Scene One. The Introductions. A large black limo pulls up to a mansion, with Jeff the host and Mustafa standing out front. Out comes the first woman in full burkha, with that little see through window, walks up to Mustafa. Out comes the second – also in full burkha, same deal. Then the third and so on. All in full burkha. As each contestant is introduced Mustafa is increasingly animated, his eyes getting wider and wider, until after the seventh where he’s almost overcome. Jeff: Well Mustafa you seem to have particularly liked Fatima. Mustafa: O, yes, Jeff, yes, I’ve always loved redheads!

Scene Two. The Group Date. Mustafa invites a group of select contestants for an intimate dinner. They arrive and are ordered out back to cook kid goat and cous cous. Mustafa and seventy five of his cousins arrive and eat the food. The women are never seen. They’re sent back to do laundry. Mustafa to Jeff…Jeff, I think that went quite well.
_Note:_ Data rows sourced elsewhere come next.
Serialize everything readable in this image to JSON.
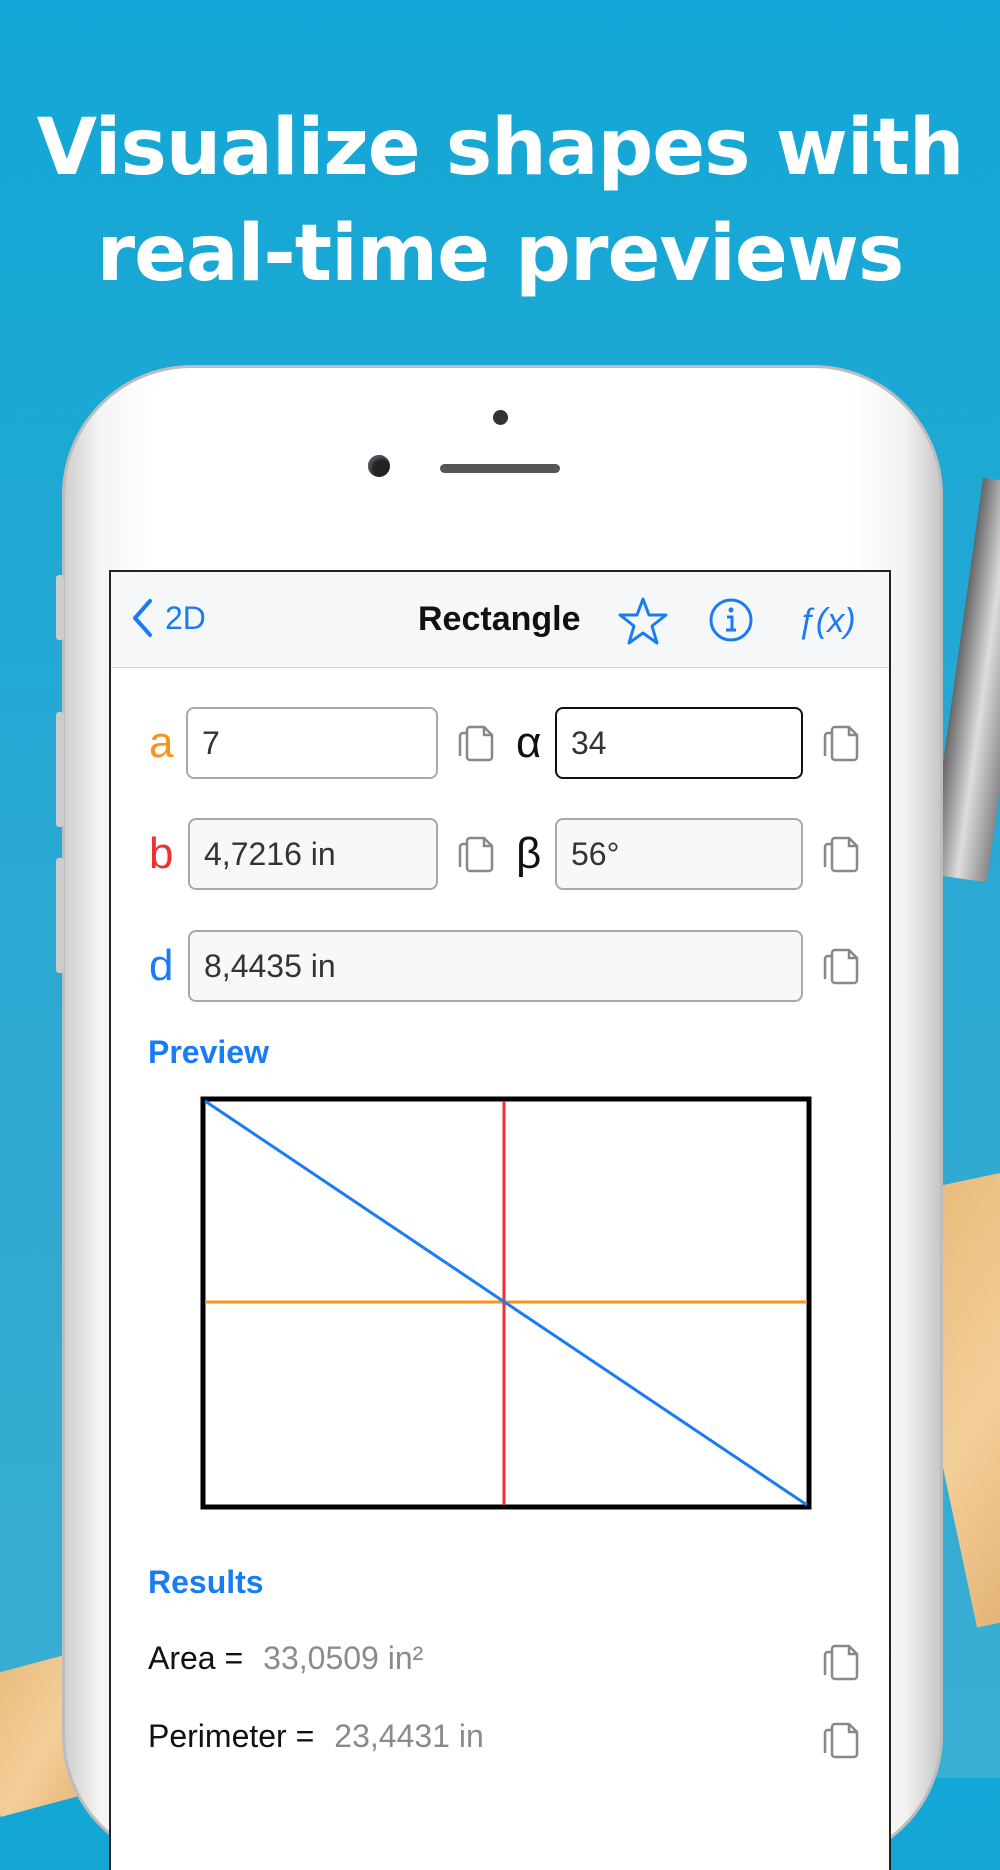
{
  "headline": {
    "line1": "Visualize shapes with",
    "line2": "real-time previews"
  },
  "nav": {
    "back_label": "2D",
    "title": "Rectangle",
    "icons": [
      "chevron-left-icon",
      "star-icon",
      "info-icon",
      "function-icon"
    ],
    "fx_label": "ƒ(x)"
  },
  "inputs": {
    "a": {
      "label": "a",
      "value": "7",
      "color": "#f7941d"
    },
    "alpha": {
      "label": "α",
      "value": "34"
    },
    "b": {
      "label": "b",
      "value": "4,7216 in",
      "color": "#ee3030"
    },
    "beta": {
      "label": "β",
      "value": "56°"
    },
    "d": {
      "label": "d",
      "value": "8,4435 in",
      "color": "#1a7cf5"
    }
  },
  "preview": {
    "title": "Preview",
    "colors": {
      "frame": "#000000",
      "a_line": "#f7941d",
      "b_line": "#ee3030",
      "diagonal": "#1a7cf5"
    }
  },
  "results": {
    "title": "Results",
    "items": [
      {
        "label": "Area =",
        "value": "33,0509 in²"
      },
      {
        "label": "Perimeter =",
        "value": "23,4431 in"
      }
    ]
  },
  "colors": {
    "background": "#12a7d6",
    "accent": "#1a7cf5"
  }
}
Scene Three. The individual date. Mustafa invites Fatima to a date. Fatima is looking in a mirror, straightening out the creases in her dress, turns to the others in the room and asks…does my bomb look big in this? The limo pulls up with Mustafa in a dinner suit and carefully waxed moustache. In comes Fatima (in full burkha). Then old crone chaperone one in. And then another old crone. And then another. Until the limo is impossibly crowded with twenty two chaperones a la Marx Brothers in Duck Soup.

Scene Four. The Individual Date (continued). The party arrives for their date. Mustafa picks up a glass of champagne, Fatima picks up a glass of pomegranate juice (and straw), and they slowly walk in glowing evening sunset up to a firing range, where they don AK47s and simultaneously fire indiscriminately in target cut outs of George Bush and Christian crusaders. Mustafa turns and looks at Fatima expertly emptying her automatic clearly impressed. An old crone comments…and she can do rocket launcher too. Mustafa gets an instant erection.

Scene Five. Elimination ceremony. The women are lined up; Mustafa reaches for a grenade, calls out, Fatima. Fatima walks over, kneels. Mustafa, explains – Fatima, you will accept this and continue this journey with me Inshallah! Towards the end, Jeff strolls up and says, ladies, this is the last grenade. Each of the picked contestants then do that tongue rolling cheer in delight. The loser is walked off. You hear a short burst of automatic fire somewhere.

Scene Six. Grand Finale. Mustafa waits in the Rose Garden as the winner Fatima arrives in wedding burkha via camel. He orders her into a white van, and we watch as they drive off at great speed and slam into a white washed UN compound, exploding in a violent fire ball. They play Lionel Ritchie’s Three Times a Lady as the scene of smouldering buildings and strewn body parts is framed by a giant red love heart and slowly fades from the screen.

You’d have to watch it.


[1] The Penthouse Club was Melbourne’s idea of sophisticated evening TV. Mary always wore a gaudy scarf tied at a strange place high on her neck. Popular option was that she used it to cover a failed suicide scar. She had that look of someone that had drank too much, smoked too much and had generally done it hard.